Videos on social media showed heavy winds and rain battering a tall building in Lake Charles, Louisiana, blowing out windows and littering glass and debris into the air and onto the ground as Hurricane Laura moved over southwestern Louisiana.

The damage was observed in Lake Charles, which is about 45 miles (72 kilometers) north of where the storm made landfall in Cameron early Thursday.

Other videos from the area showed road signs bending, trees shaking violently and a large recreational vehicle being blown over.

A large chemical fire sent a dangerous cloud over Lake Charles, Louisiana, hours after the eye of Hurricane Laura passed directly over the city.

The National Hurricane Center warned of the following impacts from the storm:

Storm surge

The National Hurricane Center forecast “unsurvivable storm surge” and “large, destructive waves” from Sea Rim State Park in Texas to Intracoastal City in Louisiana ahead of the storm’s landfall Wednesday.

Af of Thursday’s 11 p.m. update, swells produced by Laura would continue to affect the U.S. Gulf
coast from the Florida Panhandle to Texas.
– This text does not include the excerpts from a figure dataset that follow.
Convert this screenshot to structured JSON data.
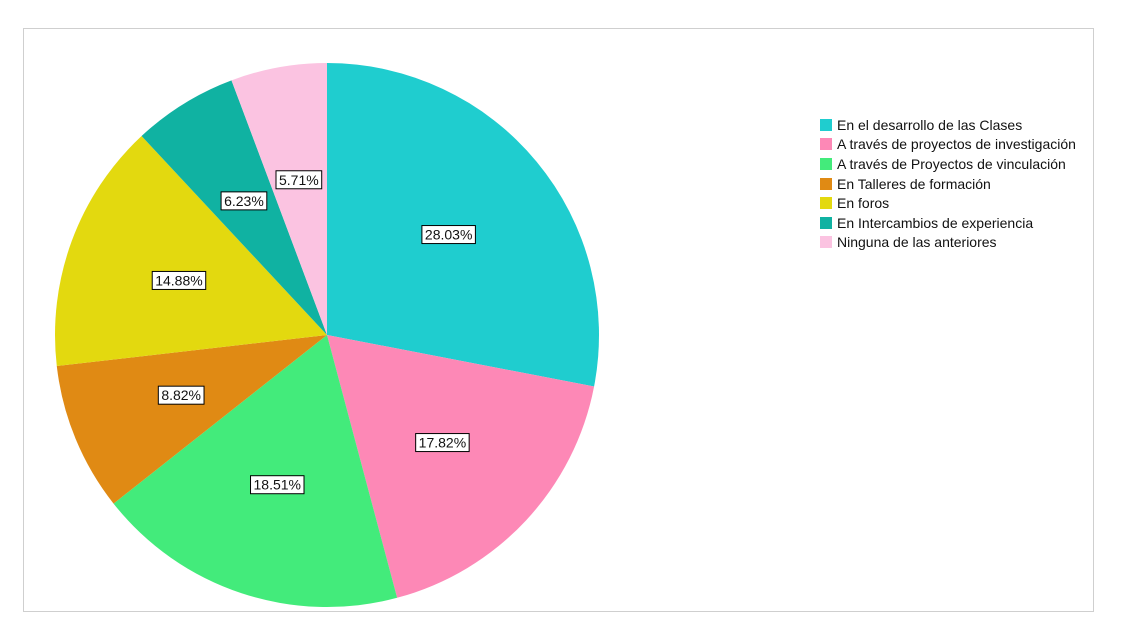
{
  "chart_data": {
    "type": "pie",
    "title": "",
    "slices": [
      {
        "label": "En el desarrollo de las Clases",
        "value": 28.03,
        "value_label": "28.03%",
        "color": "#1fcdcf"
      },
      {
        "label": "A través de proyectos de investigación",
        "value": 17.82,
        "value_label": "17.82%",
        "color": "#fd88b6"
      },
      {
        "label": "A través de Proyectos de vinculación",
        "value": 18.51,
        "value_label": "18.51%",
        "color": "#43eb7b"
      },
      {
        "label": "En Talleres de formación",
        "value": 8.82,
        "value_label": "8.82%",
        "color": "#e08a14"
      },
      {
        "label": "En foros",
        "value": 14.88,
        "value_label": "14.88%",
        "color": "#e3d90f"
      },
      {
        "label": "En Intercambios de experiencia",
        "value": 6.23,
        "value_label": "6.23%",
        "color": "#10b2a2"
      },
      {
        "label": "Ninguna de las anteriores",
        "value": 5.71,
        "value_label": "5.71%",
        "color": "#fbc3e1"
      }
    ],
    "start": "12 o'clock",
    "direction": "clockwise",
    "legend_position": "right"
  }
}
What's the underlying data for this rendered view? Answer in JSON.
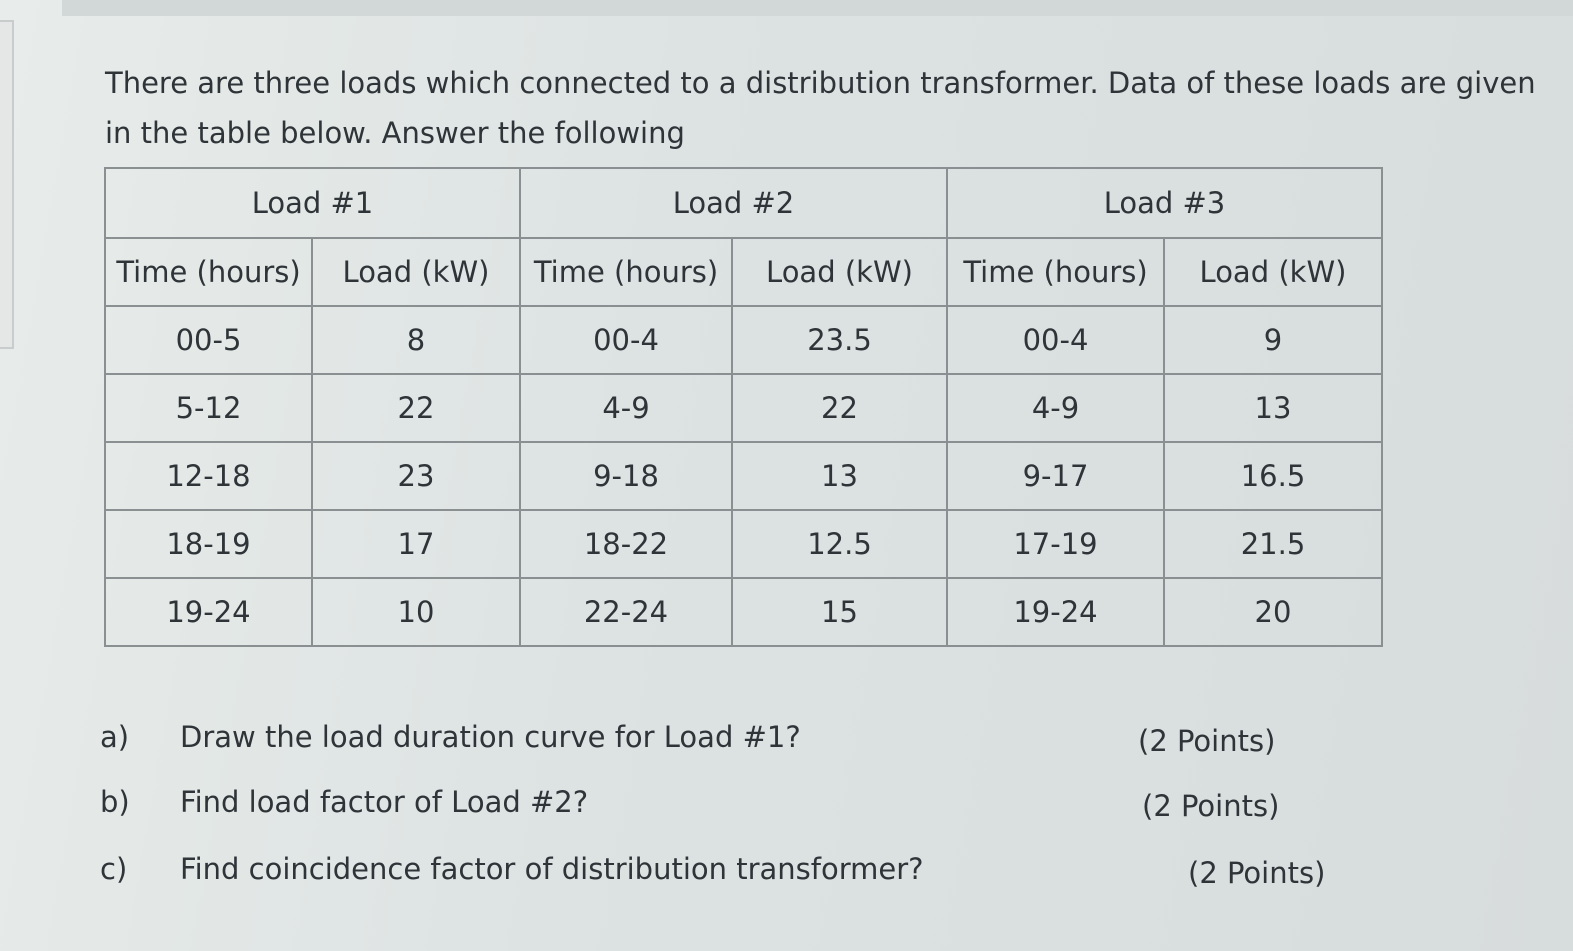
{
  "intro": "There are three loads which connected to a distribution transformer. Data of these loads are given in the table below. Answer the following",
  "table": {
    "groups": [
      "Load #1",
      "Load #2",
      "Load #3"
    ],
    "columns": [
      "Time (hours)",
      "Load (kW)",
      "Time (hours)",
      "Load (kW)",
      "Time (hours)",
      "Load (kW)"
    ],
    "rows": [
      [
        "00-5",
        8,
        "00-4",
        23.5,
        "00-4",
        9
      ],
      [
        "5-12",
        22,
        "4-9",
        22,
        "4-9",
        13
      ],
      [
        "12-18",
        23,
        "9-18",
        13,
        "9-17",
        16.5
      ],
      [
        "18-19",
        17,
        "18-22",
        12.5,
        "17-19",
        21.5
      ],
      [
        "19-24",
        10,
        "22-24",
        15,
        "19-24",
        20
      ]
    ]
  },
  "questions": [
    {
      "label": "a)",
      "text": "Draw the load duration curve for Load #1?",
      "points": "(2 Points)"
    },
    {
      "label": "b)",
      "text": "Find load factor of Load #2?",
      "points": "(2 Points)"
    },
    {
      "label": "c)",
      "text": "Find coincidence factor of distribution transformer?",
      "points": "(2 Points)"
    }
  ]
}
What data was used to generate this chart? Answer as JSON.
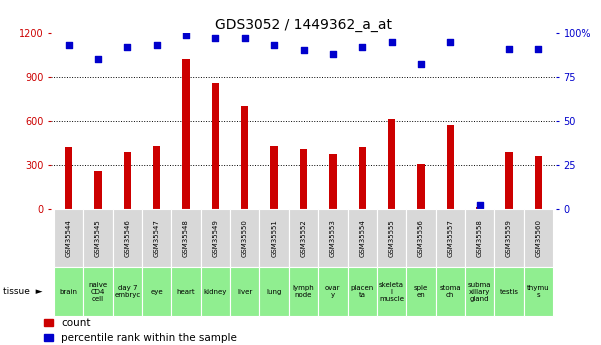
{
  "title": "GDS3052 / 1449362_a_at",
  "samples": [
    "GSM35544",
    "GSM35545",
    "GSM35546",
    "GSM35547",
    "GSM35548",
    "GSM35549",
    "GSM35550",
    "GSM35551",
    "GSM35552",
    "GSM35553",
    "GSM35554",
    "GSM35555",
    "GSM35556",
    "GSM35557",
    "GSM35558",
    "GSM35559",
    "GSM35560"
  ],
  "counts": [
    420,
    255,
    390,
    430,
    1020,
    860,
    700,
    430,
    410,
    370,
    420,
    610,
    305,
    570,
    15,
    390,
    360
  ],
  "percentiles": [
    93,
    85,
    92,
    93,
    99,
    97,
    97,
    93,
    90,
    88,
    92,
    95,
    82,
    95,
    2,
    91,
    91
  ],
  "tissues": [
    "brain",
    "naive\nCD4\ncell",
    "day 7\nembryc",
    "eye",
    "heart",
    "kidney",
    "liver",
    "lung",
    "lymph\nnode",
    "ovar\ny",
    "placen\nta",
    "skeleta\nl\nmuscle",
    "sple\nen",
    "stoma\nch",
    "subma\nxillary\ngland",
    "testis",
    "thymu\ns"
  ],
  "bar_color": "#cc0000",
  "dot_color": "#0000cc",
  "ylim_left": [
    0,
    1200
  ],
  "ylim_right": [
    0,
    100
  ],
  "yticks_left": [
    0,
    300,
    600,
    900,
    1200
  ],
  "yticks_right": [
    0,
    25,
    50,
    75,
    100
  ],
  "bg_color": "#ffffff",
  "grid_color": "#000000",
  "left_tick_color": "#cc0000",
  "right_tick_color": "#0000cc",
  "gsm_cell_color": "#d8d8d8",
  "tissue_cell_color": "#90ee90",
  "title_fontsize": 10,
  "tick_fontsize": 7,
  "gsm_fontsize": 5,
  "tissue_fontsize": 5,
  "legend_fontsize": 7.5,
  "bar_width": 0.25
}
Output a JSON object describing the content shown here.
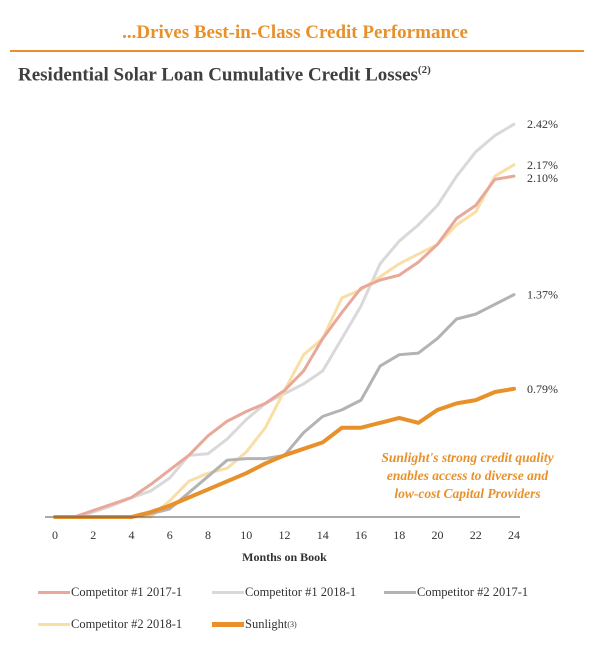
{
  "header": {
    "headline": "...Drives Best-in-Class Credit Performance",
    "subtitle": "Residential Solar Loan Cumulative Credit Losses",
    "subtitle_note": "(2)"
  },
  "callout_lines": [
    "Sunlight's strong credit quality",
    "enables access to diverse and",
    "low-cost Capital Providers"
  ],
  "colors": {
    "accent": "#E8912A",
    "competitor1_2017": "#E8A89A",
    "competitor1_2018": "#D9D9D9",
    "competitor2_2017": "#B3B3B3",
    "competitor2_2018": "#F9DFA6",
    "sunlight": "#E8912A"
  },
  "chart_data": {
    "type": "line",
    "xlabel": "Months on Book",
    "ylabel": "",
    "x_ticks": [
      "0",
      "2",
      "4",
      "6",
      "8",
      "10",
      "12",
      "14",
      "16",
      "18",
      "20",
      "22",
      "24"
    ],
    "xlim": [
      0,
      24
    ],
    "ylim": [
      0,
      2.6
    ],
    "grid": false,
    "legend_position": "bottom",
    "x": [
      0,
      1,
      2,
      3,
      4,
      5,
      6,
      7,
      8,
      9,
      10,
      11,
      12,
      13,
      14,
      15,
      16,
      17,
      18,
      19,
      20,
      21,
      22,
      23,
      24
    ],
    "series": [
      {
        "name": "Competitor #1 2018-1",
        "color_key": "competitor1_2018",
        "end_label": "2.42%",
        "values": [
          0,
          0,
          0.03,
          0.07,
          0.12,
          0.16,
          0.24,
          0.38,
          0.39,
          0.48,
          0.6,
          0.7,
          0.76,
          0.82,
          0.9,
          1.1,
          1.3,
          1.56,
          1.7,
          1.8,
          1.92,
          2.1,
          2.25,
          2.35,
          2.42
        ]
      },
      {
        "name": "Competitor #2 2018-1",
        "color_key": "competitor2_2018",
        "end_label": "2.17%",
        "values": [
          0,
          0,
          0,
          0,
          0,
          0,
          0.1,
          0.22,
          0.27,
          0.3,
          0.4,
          0.55,
          0.78,
          1.0,
          1.1,
          1.35,
          1.4,
          1.48,
          1.56,
          1.62,
          1.68,
          1.8,
          1.88,
          2.1,
          2.17
        ]
      },
      {
        "name": "Competitor #1 2017-1",
        "color_key": "competitor1_2017",
        "end_label": "2.10%",
        "values": [
          0,
          0,
          0.04,
          0.08,
          0.12,
          0.2,
          0.29,
          0.38,
          0.5,
          0.59,
          0.65,
          0.7,
          0.78,
          0.9,
          1.1,
          1.26,
          1.41,
          1.46,
          1.49,
          1.57,
          1.68,
          1.84,
          1.92,
          2.08,
          2.1
        ]
      },
      {
        "name": "Competitor #2 2017-1",
        "color_key": "competitor2_2017",
        "end_label": "1.37%",
        "values": [
          0,
          0,
          0,
          0,
          0,
          0.02,
          0.05,
          0.15,
          0.25,
          0.35,
          0.36,
          0.36,
          0.38,
          0.52,
          0.62,
          0.66,
          0.72,
          0.93,
          1.0,
          1.01,
          1.1,
          1.22,
          1.25,
          1.31,
          1.37
        ]
      },
      {
        "name": "Sunlight",
        "name_note": "(3)",
        "color_key": "sunlight",
        "end_label": "0.79%",
        "values": [
          0,
          0,
          0,
          0,
          0,
          0.03,
          0.07,
          0.12,
          0.17,
          0.22,
          0.27,
          0.33,
          0.38,
          0.42,
          0.46,
          0.55,
          0.55,
          0.58,
          0.61,
          0.58,
          0.66,
          0.7,
          0.72,
          0.77,
          0.79
        ]
      }
    ],
    "legend_order": [
      "Competitor #1 2017-1",
      "Competitor #1 2018-1",
      "Competitor #2 2017-1",
      "Competitor #2 2018-1",
      "Sunlight"
    ]
  }
}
These swells were likely to cause life-threatening surf and rip current conditions.

Flood waters will not fully recede for several days after the storm.

“This is a life-threatening situation. Persons located within (areas under a Storm Surge Warning) should take all necessary actions to protect life and property from rising water and the potential for other dangerous conditions,” the NHC said. “Promptly follow evacuation and other instructions from local officials.”


The NHC says Laura is expected to produce rainfall totals of 3 to 6 inches across central and northern Arkansas.

Southern Louisiana and southern Mississippi could get 1 to 3 inches with isolated totals around 5 inches.

“This rainfall will continue to cause widespread flash and urban flooding, small streams and creeks to overflow their banks, and minor to moderate freshwater river flooding,” the NHC said.

Through Saturday, Laura is expected to produce 1 to 3 inches with isolated maximum amounts of 5 inches across portions of the Tennessee and Lower Ohio Valleys, the central and southern Appalachians, and the mid-Atlantic states.


The NHC says tornadoes are possible Thursday and over parts of eastern Arkansas, western Tennessee, northern Mississippi.

The risk for some tornadoes is expected to redevelop Friday afternoon into the evening across parts of the mid-South and Tennessee Valley regions.